In Reply The observation that height is positively correlated with breast cancer risk has been raised by Dr Lee, who suggests that this association confounds our finding that higher body fat levels are associated with elevated breast cancer risk in postmenopausal women with normal body mass index (BMI) (calculated as weight in kilograms divided by height in meters squared). We agree that epidemiologic data support an association between increased height and elevated breast cancer risk. As described in our original report, after further adjustment of the multivariable model for BMI, positive associations persisted between both whole-body fat mass and fat mass of the trunk and the risk of overall and estrogen receptor-positive breast cancer.1 Body mass index is a measure of body fat based on height and weight.

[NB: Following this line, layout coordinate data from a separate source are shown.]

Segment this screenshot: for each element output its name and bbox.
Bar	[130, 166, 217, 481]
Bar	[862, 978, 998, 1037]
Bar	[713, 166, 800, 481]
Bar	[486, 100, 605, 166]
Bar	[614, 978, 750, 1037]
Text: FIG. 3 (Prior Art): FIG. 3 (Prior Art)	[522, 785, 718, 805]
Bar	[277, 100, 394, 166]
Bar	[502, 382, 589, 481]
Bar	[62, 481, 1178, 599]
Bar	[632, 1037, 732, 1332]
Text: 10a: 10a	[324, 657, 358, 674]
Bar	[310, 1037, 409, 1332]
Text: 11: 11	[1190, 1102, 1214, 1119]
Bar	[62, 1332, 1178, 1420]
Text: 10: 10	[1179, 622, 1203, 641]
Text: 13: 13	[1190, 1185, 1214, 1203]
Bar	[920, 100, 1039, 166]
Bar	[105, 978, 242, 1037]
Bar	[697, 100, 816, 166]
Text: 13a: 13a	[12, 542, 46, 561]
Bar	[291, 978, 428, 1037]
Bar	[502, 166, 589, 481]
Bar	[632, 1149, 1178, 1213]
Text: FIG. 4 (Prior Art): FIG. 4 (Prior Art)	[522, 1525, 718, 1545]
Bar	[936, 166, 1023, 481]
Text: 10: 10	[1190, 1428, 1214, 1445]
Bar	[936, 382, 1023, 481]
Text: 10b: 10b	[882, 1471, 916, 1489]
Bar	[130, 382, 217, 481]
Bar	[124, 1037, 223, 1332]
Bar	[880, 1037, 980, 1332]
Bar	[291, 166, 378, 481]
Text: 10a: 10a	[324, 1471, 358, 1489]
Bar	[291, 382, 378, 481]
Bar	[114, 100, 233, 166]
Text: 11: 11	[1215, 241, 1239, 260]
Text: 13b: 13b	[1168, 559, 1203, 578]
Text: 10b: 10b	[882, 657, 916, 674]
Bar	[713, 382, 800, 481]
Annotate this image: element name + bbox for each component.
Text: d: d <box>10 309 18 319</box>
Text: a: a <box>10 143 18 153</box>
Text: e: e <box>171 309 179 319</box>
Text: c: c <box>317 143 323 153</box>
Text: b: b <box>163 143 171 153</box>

A potential confounding effect of height was thus limited by the adjustment for BMI. It is therefore not surprising that after additionally adjusting our original analyses for height, the hazard ratios for the association of body fat parameters with incident invasive breast cancer in this cohort of postmenopausal women with normal BMI remain essentially unchanged: 1.81; 95% CI, 1.14-2.89 for whole body fat mass and 1.80; 95% CI, 1.12-2.88 for fat mass of the trunk.